Academy Award-winner Rob Epstein (The Times Of Harvey Milk; The Celluloid Closet) reiterates that the twin goals of raising awareness and creating profit are complementary to each other. “Most of my documentary films have focused on issues intended to bring about change – to educate and expose injustices in our world, and to entertain, delight, inspire and inform, all at the same time. For that is the beauty of documentary. Those same films all made healthy profits for me and my partners, had long lives in theaters, on television and in the DVD market, and continue to serve both masters well – generating continued profit for us, many years after initial release, and serving as historical documents of movements in our collective history which can be used to educate and inspire new generations. I have never experienced any conflict between these two goals. And I would not have been able to sustain a professional career in this industry for all these years, if it were any different.” Epstein currently serves as the Chair of the Board of Governors of the Academy of Motion Picture Arts and Sciences Documentary Branch.

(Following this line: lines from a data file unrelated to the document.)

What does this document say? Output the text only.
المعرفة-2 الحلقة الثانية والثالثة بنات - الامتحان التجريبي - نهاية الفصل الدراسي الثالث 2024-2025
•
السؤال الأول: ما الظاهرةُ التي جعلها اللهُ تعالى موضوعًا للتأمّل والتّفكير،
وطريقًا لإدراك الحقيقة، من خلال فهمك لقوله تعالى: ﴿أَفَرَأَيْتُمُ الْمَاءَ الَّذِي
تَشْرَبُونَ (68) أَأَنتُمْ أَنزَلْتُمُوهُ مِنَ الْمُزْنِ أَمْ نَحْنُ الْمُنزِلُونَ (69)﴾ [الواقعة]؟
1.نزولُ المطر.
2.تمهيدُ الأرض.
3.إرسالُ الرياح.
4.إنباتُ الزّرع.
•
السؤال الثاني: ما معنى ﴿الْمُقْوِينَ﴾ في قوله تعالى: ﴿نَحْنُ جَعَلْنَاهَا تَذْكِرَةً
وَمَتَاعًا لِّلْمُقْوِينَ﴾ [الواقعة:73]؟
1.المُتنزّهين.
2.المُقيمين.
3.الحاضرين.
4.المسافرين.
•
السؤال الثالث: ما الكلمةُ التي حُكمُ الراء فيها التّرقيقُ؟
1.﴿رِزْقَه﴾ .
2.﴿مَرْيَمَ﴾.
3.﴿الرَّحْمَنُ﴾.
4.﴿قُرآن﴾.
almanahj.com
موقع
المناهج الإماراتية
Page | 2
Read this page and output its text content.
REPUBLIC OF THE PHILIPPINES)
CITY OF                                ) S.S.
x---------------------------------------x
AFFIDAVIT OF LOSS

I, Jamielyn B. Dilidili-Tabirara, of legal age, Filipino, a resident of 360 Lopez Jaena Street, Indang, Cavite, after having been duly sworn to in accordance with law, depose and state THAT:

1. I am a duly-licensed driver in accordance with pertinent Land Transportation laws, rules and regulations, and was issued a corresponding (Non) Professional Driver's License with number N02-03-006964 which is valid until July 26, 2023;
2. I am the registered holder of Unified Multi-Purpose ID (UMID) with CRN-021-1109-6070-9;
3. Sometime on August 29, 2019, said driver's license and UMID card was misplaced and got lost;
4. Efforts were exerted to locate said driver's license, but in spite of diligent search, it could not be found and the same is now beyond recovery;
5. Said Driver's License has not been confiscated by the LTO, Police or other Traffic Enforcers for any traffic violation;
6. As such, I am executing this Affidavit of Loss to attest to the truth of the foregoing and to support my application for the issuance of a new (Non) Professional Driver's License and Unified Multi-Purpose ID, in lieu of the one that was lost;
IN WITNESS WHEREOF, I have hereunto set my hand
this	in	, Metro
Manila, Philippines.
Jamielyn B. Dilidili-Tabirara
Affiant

A new documentary film by Morgan Spurlock of Super Size Me fame exemplifies the very idea of a profit-seeking documentary film that addresses important societal issues. Spurlock’s Pom Wonderful Presents: The Greatest Movie Ever Sold follows the director as he approaches brands, and advertising and marketing experts, to obtain financing for his film through product placement. Spurlock has said that one of the film’s goals was to “become a documentary blockbuster, or ‘docbuster.’” In fact, in order for Spurlock to receive the full $1 million funding from juice company Pom Wonderful, he contractually stipulated that “the movie must gross $10 million at the box office (high for a documentary), sell 500,000 DVDs and downloads, and generate 600 million “media impressions.” However, Spurlock has also stated that he wants the film to explore “the impact of marketing and advertising on society” and where the lines should be drawn. Thus, the film simultaneously explores the overlap and relationship between the dual goals of making money and providing social commentary.
In the words of International Documentary Association Executive Director Michael Lumpkin, “We hope to ensure that all filmmakers receive the respect they deserve, and that the many sacrifices they make in the pursuit of their art and livelihood will not be made in vain.”
The amicus brief filed in Lee Storey’s case represents the most recent effort undertaken by Michael Donaldson at the behest of IDA in its role as sole dedicated advocate for the rights of the documentary filmmaking community. Previous cases to which Donaldson and IDA have contributed include such topics as: freedom of speech, fair use, filmmaker exemptions to the DMCA (Digital Millennium Copyright Act), net neutrality, use of trademarks and copyrights, the ability to depict animal cruelty without fear of criminal prosecution, and supporting “Crude” director Joe Berlinger’s battle to prevent turning the entirety of his film’s dailies over to oil company Chevron.